/ 28 January 2011

Beyond the Mbeki doctrine

It is more than two years since he was booted out of the Union Buildings, but Thabo Mbeki still seems to be setting the agenda on some crucial foreign policy questions.

How else are we to understand South Africa’s position on the post-election stalemate in Côte d’Ivoire?

The African Union, the United Nations, the Economic Community of West African States and the European Union all say Alassane Ouattara won the December presidential election.

His predecessor and rival, Laurent Gbagbo, has refused to stand down, and appears to have launched a campaign of violence and intimidation against Ouattara’s supporters.

Mbeki says voting irregularities in the Ouattara-supporting north put the result in question, and suggests that because, in his view, neither man is the winner, a negotiated settlement must follow. The South African government continues in the same vein, and officials in Pretoria are clear that their approach is directly informed by Mbeki’s briefings.

If this sounds even-handed, it is not. It toes the Gbagbo line, designed to legitimise his attempted theft of the elections. There may have been some irregularities that favoured Ouattara, but there were at least as many that helped Gbagbo’s cause, and none of them, according to the most credible observer groups, was serious enough to alter the official result.

A power-sharing deal is appealing to South African ears — we are a nation born of negotiation. It probably also appeals to President Jacob Zuma; he is rightly proud of his peacemaking efforts in KwaZulu-Natal, in Burundi, and even in the fractured ANC. Conciliation for Zuma, and for many of us, is an ideal in itself.

But it would not be a just outcome for the people of Côte d’Ivoire. It would enable Gbagbo to keep his hands on the levers of state power, cash and patronage.

Crucially, it would solidify the trend begun in Kenya and Zimbabwe of rewarding those who refuse to accept electoral outcomes and who use violence to maintain their grip on power.

Gbagbo and his supporters are trying to spin the dispute as a battle of Africans against the neocolonial Western powers. We should not swallow that line, as Mbeki appears to have. Until now, most African countries have not. With Nigeria in the vanguard, many have called for strong action against Gbagbo, and the AU has taken a clear, principled line.

That unity is now under threat, and South Africa seems likely to drive the wedge deeper in Addis Ababa this weekend. With South Africa, Angola and Uganda backing Gbagbo it is likely that the AU position will crumble. The result may be an anti-democratic and unsustainable muddle, accompanied by worsening violence.

It is not too late for Zuma to stand up for democratic principle by recognising Ouattara, or to support calls for targeted financial sanctions against Gbagbo and his clique, backed by the promise of intervention by Ecowas and UN peacekeeping troops — not to topple him, but to prevent further bloodshed.

It is a braver approach, but it is the only one that does justice to the aspirations of Ivorians, and indeed of all Africans, from Tunis to Harare.

Not up to the mark
Public confidence in education is arguably at its lowest point since the heady years immediately before and after 1994 when we dreamed of and then set about ensuring that, in the Freedom Charter’s inspiring words, the doors of learning and culture would open to all.

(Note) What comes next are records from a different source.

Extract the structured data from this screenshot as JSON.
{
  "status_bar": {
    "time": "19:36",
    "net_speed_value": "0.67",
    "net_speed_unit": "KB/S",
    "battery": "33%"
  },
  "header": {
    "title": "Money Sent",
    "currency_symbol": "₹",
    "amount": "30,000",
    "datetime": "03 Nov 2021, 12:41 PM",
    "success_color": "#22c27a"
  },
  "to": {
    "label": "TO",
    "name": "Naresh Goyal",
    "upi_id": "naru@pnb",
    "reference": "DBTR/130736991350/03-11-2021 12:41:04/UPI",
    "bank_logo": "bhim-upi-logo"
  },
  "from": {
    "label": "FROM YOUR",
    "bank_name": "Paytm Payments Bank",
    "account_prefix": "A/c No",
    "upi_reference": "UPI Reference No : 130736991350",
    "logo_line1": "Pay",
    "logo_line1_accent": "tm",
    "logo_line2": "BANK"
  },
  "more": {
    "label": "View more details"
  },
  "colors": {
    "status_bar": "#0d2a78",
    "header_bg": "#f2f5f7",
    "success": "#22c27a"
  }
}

The 2010 matric results, announced only three weeks ago, ignited a firestorm of incredulity rivalled only by the public scepticism that the implausibly high pass rates in 2002 and 2003 elicited. Now the state’s quality watchdog, Umalusi, faces a court challenge to reveal marks it would prefer we never see.

These events are now unfolding after several years in which internationally benchmarked numeracy and literacy tests of various school grades have consistently placed South African schoolchildren among the worst-performing in the world.

It is therefore a double twist of the knife into whatever public confidence in state education remains that it should be English and maths workbooks that are at the heart of the tender sleaze in the department of basic education we expose this week.

Few who are sensate in that well-funded corner of government can seriously claim the news we break this week is news to them: the network of patronage and favour our story traces shows that several of the key relationships were forged during years that span the tenures of at least three of the four post-1994 basic education ministers.

It is not only journalists who have for years heard exactly the same names in connection with precisely the questions raised in our story this week. So why are they still holding high (or any) office in the department? And how can it be “irrelevant” — as the department told us this week — what the circumstances were in which a senior player in the company central to the tender scandal left the education department some years ago?

When Basic Education Minister Angie Motshekga announced the “death of OBE” last year, she touted workbooks for every pupil as the miracle medicine to restore an ailing education system. Does she still expect they will also restore public confidence?